BS: I think investors should take that as kind of a warning that AI giveth and AI taketh away. You can – if you get a bad earnings report on a company that’s gotten some AI buzz, then there’s room for a big haircut. So you have to be kind of careful with these sorts of volatile moments.

RS: Something that we talked about last week that we had to look forward to this past week was the home stocks. Anything to say there or any kind of messages that they offered investors?

BS: One interesting aspect of the Fed decision and the reaction to the market. One of the big losers in that was the home improvement retailers, so Lowe’s Companies, Inc. (LOW) and The Home Depot, Inc. (HD) were both down about 7% on that news.

And the housing market is sort of in the crosshairs for any kind of high interest rate environment because it makes it hard to buy and sell homes when interest rates are too high.

Next week, there’s not a lot of data coming out. There’s practically no earnings reports and there’s just a kind of a smattering of econ, but among the econ reports that are coming out relate to the housing market.
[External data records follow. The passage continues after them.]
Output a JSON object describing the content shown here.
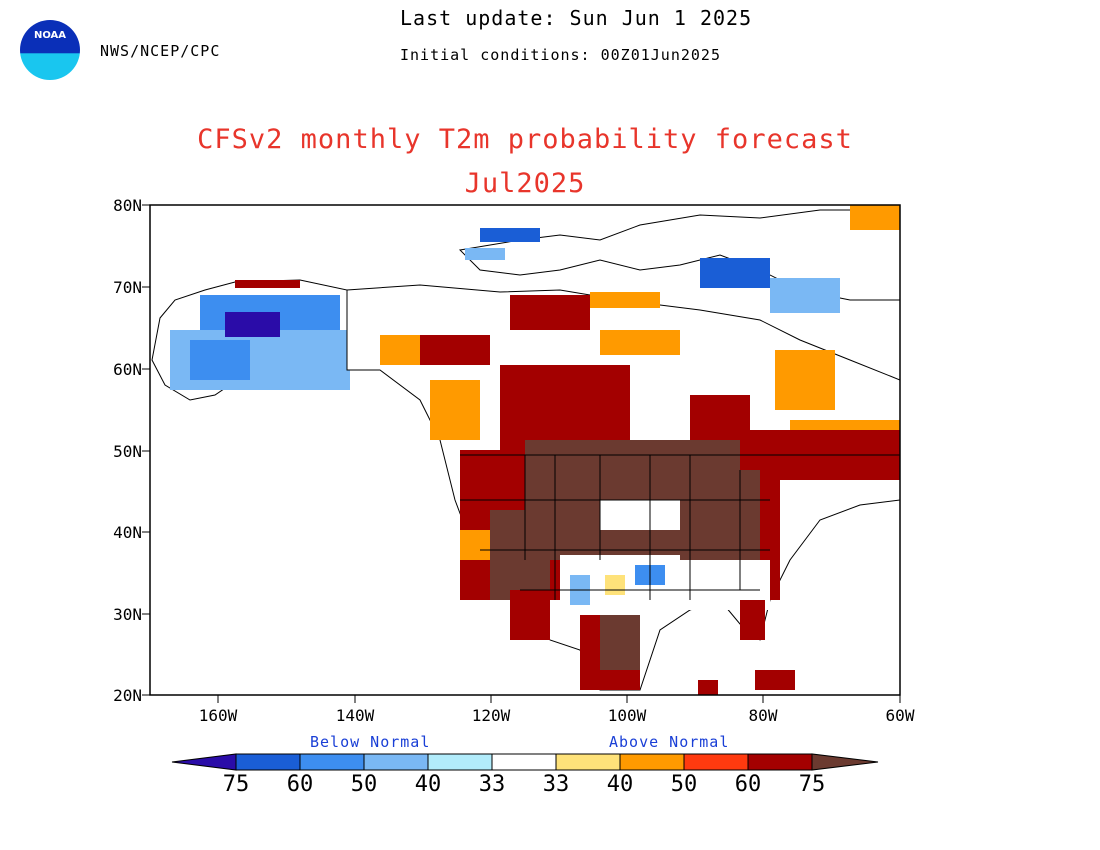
{
  "header": {
    "agency": "NWS/NCEP/CPC",
    "last_update": "Last update: Sun Jun 1 2025",
    "initial_conditions": "Initial conditions: 00Z01Jun2025",
    "logo_text": "NOAA"
  },
  "title": {
    "line1": "CFSv2 monthly T2m probability forecast",
    "line2": "Jul2025"
  },
  "map": {
    "lat_labels": [
      "80N",
      "70N",
      "60N",
      "50N",
      "40N",
      "30N",
      "20N"
    ],
    "lon_labels": [
      "160W",
      "140W",
      "120W",
      "100W",
      "80W",
      "60W"
    ],
    "lat_range": [
      20,
      80
    ],
    "lon_range": [
      -170,
      -60
    ],
    "frame_color": "#000000"
  },
  "legend": {
    "below_label": "Below Normal",
    "above_label": "Above Normal",
    "numbers": [
      "75",
      "60",
      "50",
      "40",
      "33",
      "33",
      "40",
      "50",
      "60",
      "75"
    ],
    "colors": {
      "below_75": "#2a0ca8",
      "below_60": "#1a5ed6",
      "below_50": "#3d8ef0",
      "below_40": "#7ab8f4",
      "below_33": "#b2ecfb",
      "normal": "#ffffff",
      "above_33": "#fee27a",
      "above_40": "#ff9a00",
      "above_50": "#ff3a0f",
      "above_60": "#a30000",
      "above_75": "#6b3a30"
    }
  }
}
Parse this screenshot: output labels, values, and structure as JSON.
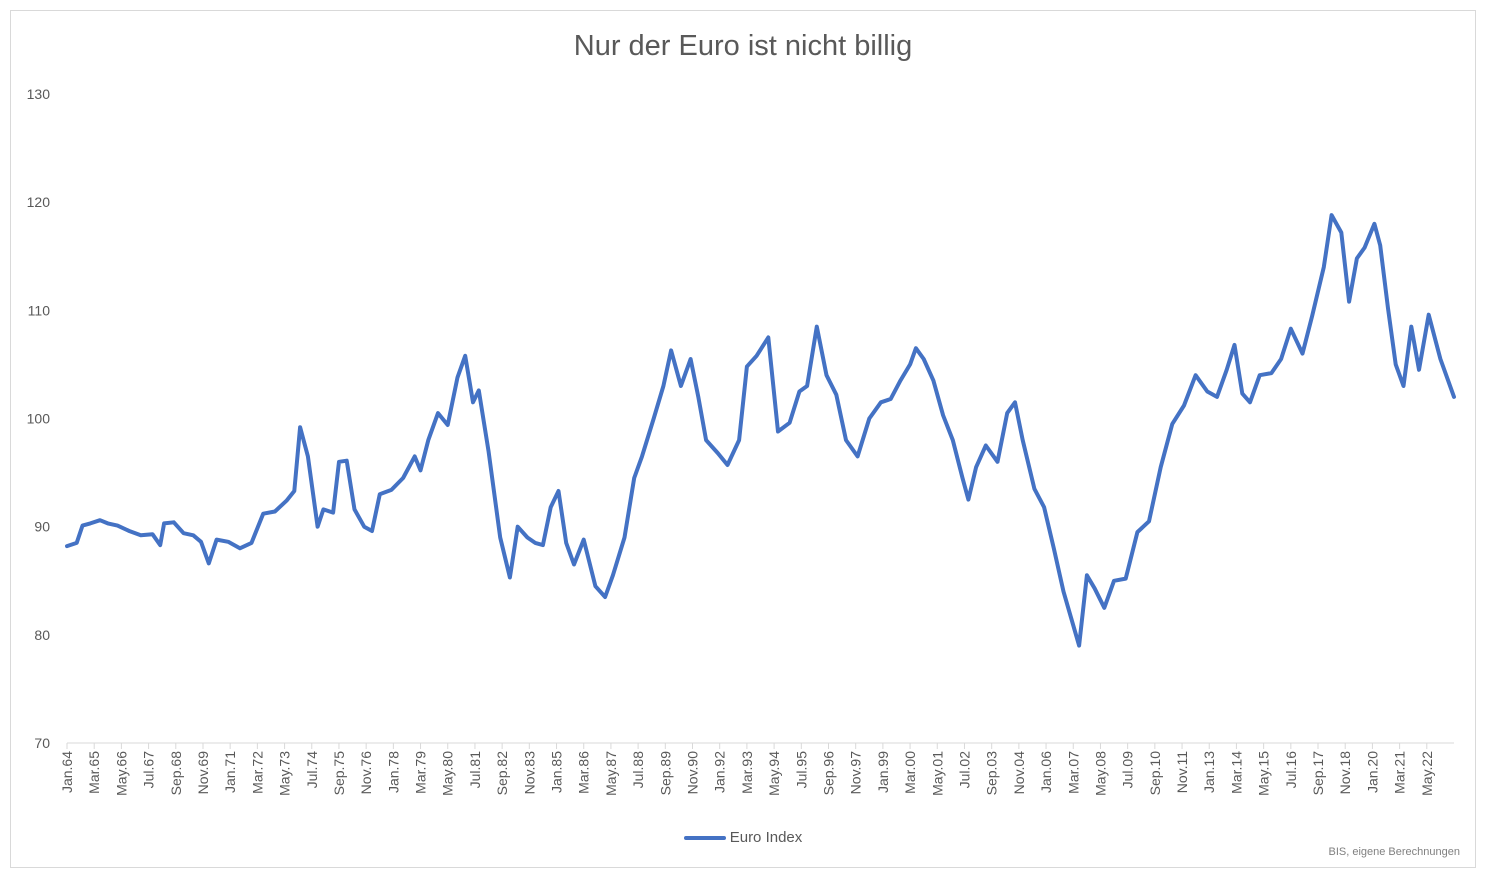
{
  "title": "Nur der Euro ist nicht billig",
  "source": "BIS, eigene Berechnungen",
  "colors": {
    "series": "#4472C4",
    "axis": "#d9d9d9",
    "text": "#595959"
  },
  "chart_data": {
    "type": "line",
    "title": "Nur der Euro ist nicht billig",
    "xlabel": "",
    "ylabel": "",
    "ylim": [
      70,
      130
    ],
    "yticks": [
      70,
      80,
      90,
      100,
      110,
      120,
      130
    ],
    "grid": false,
    "legend": "bottom",
    "x_range": [
      "1964-01",
      "2023-07"
    ],
    "xticks": [
      "Jan.64",
      "Mar.65",
      "May.66",
      "Jul.67",
      "Sep.68",
      "Nov.69",
      "Jan.71",
      "Mar.72",
      "May.73",
      "Jul.74",
      "Sep.75",
      "Nov.76",
      "Jan.78",
      "Mar.79",
      "May.80",
      "Jul.81",
      "Sep.82",
      "Nov.83",
      "Jan.85",
      "Mar.86",
      "May.87",
      "Jul.88",
      "Sep.89",
      "Nov.90",
      "Jan.92",
      "Mar.93",
      "May.94",
      "Jul.95",
      "Sep.96",
      "Nov.97",
      "Jan.99",
      "Mar.00",
      "May.01",
      "Jul.02",
      "Sep.03",
      "Nov.04",
      "Jan.06",
      "Mar.07",
      "May.08",
      "Jul.09",
      "Sep.10",
      "Nov.11",
      "Jan.13",
      "Mar.14",
      "May.15",
      "Jul.16",
      "Sep.17",
      "Nov.18",
      "Jan.20",
      "Mar.21",
      "May.22"
    ],
    "series": [
      {
        "name": "Euro Index",
        "color": "#4472C4",
        "points": [
          [
            "1964-01",
            88.2
          ],
          [
            "1964-06",
            88.5
          ],
          [
            "1964-09",
            90.1
          ],
          [
            "1965-01",
            90.3
          ],
          [
            "1965-06",
            90.6
          ],
          [
            "1965-10",
            90.3
          ],
          [
            "1966-03",
            90.1
          ],
          [
            "1966-09",
            89.6
          ],
          [
            "1967-03",
            89.2
          ],
          [
            "1967-09",
            89.3
          ],
          [
            "1968-01",
            88.3
          ],
          [
            "1968-03",
            90.3
          ],
          [
            "1968-08",
            90.4
          ],
          [
            "1969-01",
            89.4
          ],
          [
            "1969-06",
            89.2
          ],
          [
            "1969-10",
            88.6
          ],
          [
            "1970-02",
            86.6
          ],
          [
            "1970-06",
            88.8
          ],
          [
            "1970-12",
            88.6
          ],
          [
            "1971-06",
            88.0
          ],
          [
            "1971-12",
            88.5
          ],
          [
            "1972-06",
            91.2
          ],
          [
            "1972-12",
            91.4
          ],
          [
            "1973-06",
            92.4
          ],
          [
            "1973-10",
            93.3
          ],
          [
            "1974-01",
            99.2
          ],
          [
            "1974-05",
            96.5
          ],
          [
            "1974-10",
            90.0
          ],
          [
            "1975-01",
            91.6
          ],
          [
            "1975-06",
            91.3
          ],
          [
            "1975-09",
            96.0
          ],
          [
            "1976-01",
            96.1
          ],
          [
            "1976-05",
            91.6
          ],
          [
            "1976-10",
            90.0
          ],
          [
            "1977-02",
            89.6
          ],
          [
            "1977-06",
            93.0
          ],
          [
            "1977-12",
            93.4
          ],
          [
            "1978-06",
            94.5
          ],
          [
            "1978-12",
            96.5
          ],
          [
            "1979-03",
            95.2
          ],
          [
            "1979-07",
            98.0
          ],
          [
            "1979-12",
            100.5
          ],
          [
            "1980-05",
            99.4
          ],
          [
            "1980-10",
            103.8
          ],
          [
            "1981-02",
            105.8
          ],
          [
            "1981-06",
            101.5
          ],
          [
            "1981-09",
            102.6
          ],
          [
            "1982-02",
            97.0
          ],
          [
            "1982-08",
            89.0
          ],
          [
            "1983-01",
            85.3
          ],
          [
            "1983-05",
            90.0
          ],
          [
            "1983-10",
            89.0
          ],
          [
            "1984-02",
            88.5
          ],
          [
            "1984-06",
            88.3
          ],
          [
            "1984-10",
            91.8
          ],
          [
            "1985-02",
            93.3
          ],
          [
            "1985-06",
            88.5
          ],
          [
            "1985-10",
            86.5
          ],
          [
            "1986-03",
            88.8
          ],
          [
            "1986-09",
            84.5
          ],
          [
            "1987-02",
            83.5
          ],
          [
            "1987-06",
            85.5
          ],
          [
            "1987-12",
            89.0
          ],
          [
            "1988-05",
            94.5
          ],
          [
            "1988-09",
            96.5
          ],
          [
            "1989-03",
            100.0
          ],
          [
            "1989-08",
            103.0
          ],
          [
            "1989-12",
            106.3
          ],
          [
            "1990-05",
            103.0
          ],
          [
            "1990-10",
            105.5
          ],
          [
            "1991-02",
            102.0
          ],
          [
            "1991-06",
            98.0
          ],
          [
            "1991-12",
            96.8
          ],
          [
            "1992-05",
            95.7
          ],
          [
            "1992-11",
            98.0
          ],
          [
            "1993-03",
            104.8
          ],
          [
            "1993-08",
            105.8
          ],
          [
            "1994-02",
            107.5
          ],
          [
            "1994-07",
            98.8
          ],
          [
            "1995-01",
            99.6
          ],
          [
            "1995-06",
            102.5
          ],
          [
            "1995-10",
            103.0
          ],
          [
            "1996-03",
            108.5
          ],
          [
            "1996-08",
            104.0
          ],
          [
            "1997-01",
            102.2
          ],
          [
            "1997-06",
            98.0
          ],
          [
            "1997-12",
            96.5
          ],
          [
            "1998-06",
            100.0
          ],
          [
            "1998-12",
            101.5
          ],
          [
            "1999-05",
            101.8
          ],
          [
            "1999-10",
            103.5
          ],
          [
            "2000-03",
            105.0
          ],
          [
            "2000-06",
            106.5
          ],
          [
            "2000-10",
            105.5
          ],
          [
            "2001-03",
            103.5
          ],
          [
            "2001-08",
            100.3
          ],
          [
            "2002-01",
            98.0
          ],
          [
            "2002-06",
            94.5
          ],
          [
            "2002-09",
            92.5
          ],
          [
            "2003-01",
            95.5
          ],
          [
            "2003-06",
            97.5
          ],
          [
            "2003-12",
            96.0
          ],
          [
            "2004-05",
            100.5
          ],
          [
            "2004-09",
            101.5
          ],
          [
            "2005-01",
            98.0
          ],
          [
            "2005-07",
            93.5
          ],
          [
            "2005-12",
            91.8
          ],
          [
            "2006-05",
            88.0
          ],
          [
            "2006-10",
            84.0
          ],
          [
            "2007-02",
            81.5
          ],
          [
            "2007-06",
            79.0
          ],
          [
            "2007-10",
            85.5
          ],
          [
            "2008-02",
            84.3
          ],
          [
            "2008-07",
            82.5
          ],
          [
            "2008-12",
            85.0
          ],
          [
            "2009-06",
            85.2
          ],
          [
            "2009-12",
            89.5
          ],
          [
            "2010-06",
            90.5
          ],
          [
            "2010-12",
            95.5
          ],
          [
            "2011-06",
            99.5
          ],
          [
            "2011-12",
            101.2
          ],
          [
            "2012-06",
            104.0
          ],
          [
            "2012-12",
            102.5
          ],
          [
            "2013-05",
            102.0
          ],
          [
            "2013-10",
            104.5
          ],
          [
            "2014-02",
            106.8
          ],
          [
            "2014-06",
            102.3
          ],
          [
            "2014-10",
            101.5
          ],
          [
            "2015-03",
            104.0
          ],
          [
            "2015-09",
            104.2
          ],
          [
            "2016-02",
            105.5
          ],
          [
            "2016-07",
            108.3
          ],
          [
            "2017-01",
            106.0
          ],
          [
            "2017-06",
            109.5
          ],
          [
            "2017-12",
            114.0
          ],
          [
            "2018-04",
            118.8
          ],
          [
            "2018-09",
            117.2
          ],
          [
            "2019-01",
            110.8
          ],
          [
            "2019-05",
            114.8
          ],
          [
            "2019-09",
            115.8
          ],
          [
            "2020-02",
            118.0
          ],
          [
            "2020-05",
            116.0
          ],
          [
            "2020-09",
            110.2
          ],
          [
            "2021-01",
            105.0
          ],
          [
            "2021-05",
            103.0
          ],
          [
            "2021-09",
            108.5
          ],
          [
            "2022-01",
            104.5
          ],
          [
            "2022-06",
            109.6
          ],
          [
            "2022-12",
            105.5
          ],
          [
            "2023-07",
            102.0
          ]
        ]
      }
    ]
  }
}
In the holiday-shortened week, one of the data points that investors will have to chew on is the health of the homebuilding sector.

RS: Anything else to highlight from this past week worth paying attention to?

BS: No, I think people have already kind of turned the page to the holidays. Next week is a holiday, a shortened week, and the week after is a holiday, a shortened week. So there are not a lot of catalysts on the way in the next couple of weeks. The next earnings season doesn’t start until kind of the second half of January.

So the only data that’s on the radar, we got the econ that’s coming in January to kind of look back at December. So that’ll be important in terms of kind of rate setting. But I think the debate around interest rates is going to be ongoing over the next few weeks. We’re probably going to start getting Fed speakers coming out in the near term setting market expectations.

And then the only other thing I would say is warning investors that given the lack of participation in the next couple of weeks and the lack of catalysts that there’s probably not a lot to be learned from market activity over the next couple of weeks. There’s going to be a lot of noise, a lot of money managers sort of setting portfolios to close out the year.

And so I don’t know how much long-term information you’re going to be able to glean from where the market moves day-to-day over the next couple of weeks.

RS: We have some quiet days ahead.

BS: Yeah. That’s nice for everybody.

RS: I think so too. A little repose, a little reflection, some quiet time. Brian, always appreciate your insights. Like I said at the top, we’re off for a couple of weeks. Speaking of quiet periods, very much look forward to talking to you again in 2025. Thank you, everybody, for listening. Happy holidays. Happy New Year.